Рядом ухмылялся Танис, рядом с ним стоял Микал.

— А? Что?

— Отключился ты, — сообщил Танис. — Кусочек плода — и снова жив-здоров.

— Ты еще не совсем оклемался, — озабоченно сказал Микал. — Все еще, наверное, падение сказывается. Как себя чувствуешь?

— Отлично.

Голова, конечно, слегка кружится, но это не страшно. Снился ему Бангкок, драка с двумя охранниками, точнее, избиение их. Потом шикарный отель «Шератон Гранд-Сухумвит», где они с Карой сняли номер, прогулялись по улицам и, наконец, свалились спать, наверстывая разницу во времени.

Том тряхнул головой.

— И долго я тут… валялся?

— Да пару минут, — просветил его Танис.

И за эти пару минут он целый день куролесил в Бангкоке! С ума сойти…

Две мысли гудели набатом в его голове: во-первых, считать оба мира реальными; во-вторых, информацию, информацию, добывать информацию!

А это значит, что надо узнать, как он попал в черный лес. Выведать у Таниса. Если он не сможет убедить Микала помочь ему. Но ведь в черный лес нет ему дороги. Никому нет туда дороги.

— Съешь еще. — Танис вручил ему фрукт.

Том вонзился в плод, жадно втягивал сок, кусал снова и снова и вдруг осознал, что полностью сконцентрировался на процессе поглощения этого дара природы. Все. Съел до последнего кусочка.

— Видел что-нибудь? — спросил Танис.

— А? Что? — он как будто снова пришел в сознание.

— Что-нибудь из истории видел?

— Так ведь… всего-то времени прошло…

— Сны времени не подвластны.

Да, от Таниса не спрячешься.

— Вообще-то видел.

— Про Наполеона читал?

Каково Микалу слушать все это? Выходит, Танис ничего не скрывал! Значит, он такой наивный? Или ему все равно?

— Нет, какой там Наполеон!

— Ты что, забыл? Я учу тебя драться, ты меня истории. Мы ведь договорились.

— Да?

— Я именно это имел в виду. Микал, ты как думаешь? Раз Томасу Хантеру открыта история, а я умею драться, то из нас получится отличная пара для экспедиции в черные леса. Так ведь?

Том ожидал от Микала гневной отповеди, но не дождался. Тот лишь поежился, нахмурился и промычал нечто невразумительное:

— Г-м-м…

Казалось, Микал в какой-то степени остерегается Таниса.

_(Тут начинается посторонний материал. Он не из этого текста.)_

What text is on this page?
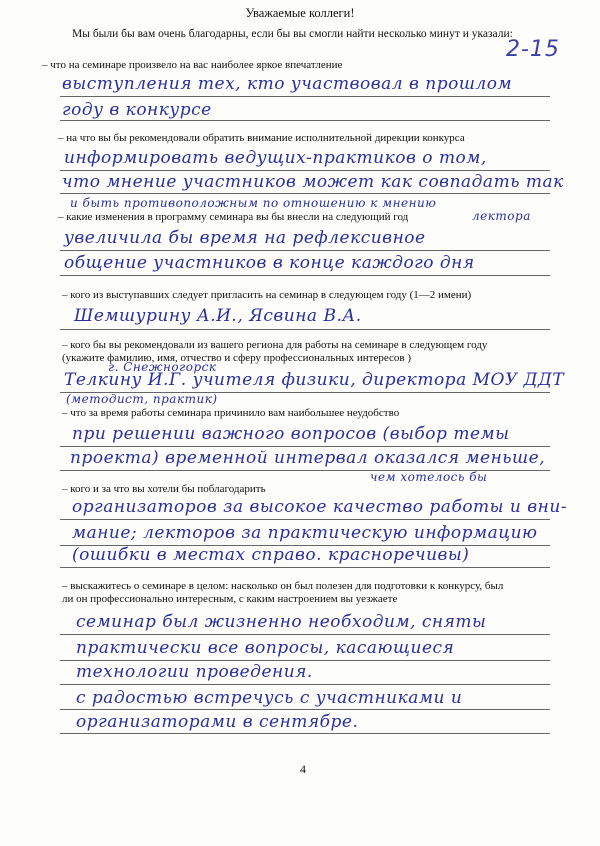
Уважаемые коллеги!
Мы были бы вам очень благодарны, если бы вы смогли найти несколько минут и указали:
2-15
– что на семинаре произвело на вас наиболее яркое впечатление
выступления тех, кто участвовал в прошлом
году в конкурсе
– на что вы бы рекомендовали обратить внимание исполнительной дирекции конкурса
информировать ведущих-практиков о том,
что мнение участников может как совпадать так
и быть противоположным по отношению к мнению
лектора
– какие изменения в программу семинара вы бы внесли на следующий год
увеличила бы время на рефлексивное
общение участников в конце каждого дня
– кого из выступавших следует пригласить на семинар в следующем году (1—2 имени)
Шемшурину А.И., Ясвина В.А.
– кого бы вы рекомендовали из вашего региона для работы на семинаре в следующем году
(укажите фамилию, имя, отчество и сферу профессиональных интересов )
г. Снежногорск
Телкину И.Г. учителя физики, директора МОУ ДДТ
(методист, практик)
– что за время работы семинара причинило вам наибольшее неудобство
при решении важного вопросов (выбор темы
проекта) временной интервал оказался меньше,
чем хотелось бы
– кого и за что вы хотели бы поблагодарить
организаторов за высокое качество работы и вни-
мание; лекторов за практическую информацию
(ошибки в местах справо. красноречивы)
– выскажитесь о семинаре в целом: насколько он был полезен для подготовки к конкурсу, был
ли он профессионально интересным, с каким настроением вы уезжаете
семинар был жизненно необходим, сняты
практически все вопросы, касающиеся
технологии проведения.
с радостью встречусь с участниками и
организаторами в сентябре.
4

Но он все же сохранил свою точку зрения и готов был ее отстаивать.

— Вы двое и вправду прекрасная пара. Но мысль об экспедиции как была дурацкой, так и остается. Но кажется, тебе не терпится найти утес повыше и свеситься вниз. Упаду или не упаду, разобьюсь или не разобьюсь? Так, Танис? Очень хочешь сломать шею? И не себе одному.

— Все равно Томас мог бы поучить меня истории. Я понимаю, почему ты не хочешь. Ты говоришь, что не хочешь вмешиваться в наши дела, что история может повлиять на настоящее и будущее. Все так, согласен! Но Томас Хантер не руш. И то, что он здесь, и что ему снятся сны, говорит о том, что Элиону это угодно. Может быть, Элион даже желает этого и умышленно так устроил! Так что наш союз совершенно логичен и осмыслен.

Уж наивный Танис или нет, а рассуждает он вполне здраво.

— Неспроста история передается в виде рассказов, из уст в уста, и не мне нарушать эту традицию, — сказал Микал.

Том шагнул вперед.

— Видите ли… — Он смолк, вспомнив данное Микалу обещание.

— Что, Томас? — спросил Микал.

— Честно говоря, у меня тоже есть кое-какие неясности, вопросы, касающиеся истории. Я застрял во времени как раз перед Великим Обманом. Во снах моих мы с сестрой, кажется, можем предотвратить распространение вируса. Мы считаем, что это наше предназначение. Может быть, ты мог бы помочь нам в этом?

— Нет, нет, это бессмысленное занятие. Как ты можешь предотвратить то, что уже произошло? Вот видишь, нет проку от этих снов. Они лишь сбивают с толку. Может быть, они и есть причина твоей потери памяти. Сосредоточься на других, более важных вещах, а не на этих явлениях давно минувших дней. Ты меня понимаешь?

— Да, да, ты прав, ты совершенно прав! Но в своих снах я начинаю сомневаться в твоей правоте.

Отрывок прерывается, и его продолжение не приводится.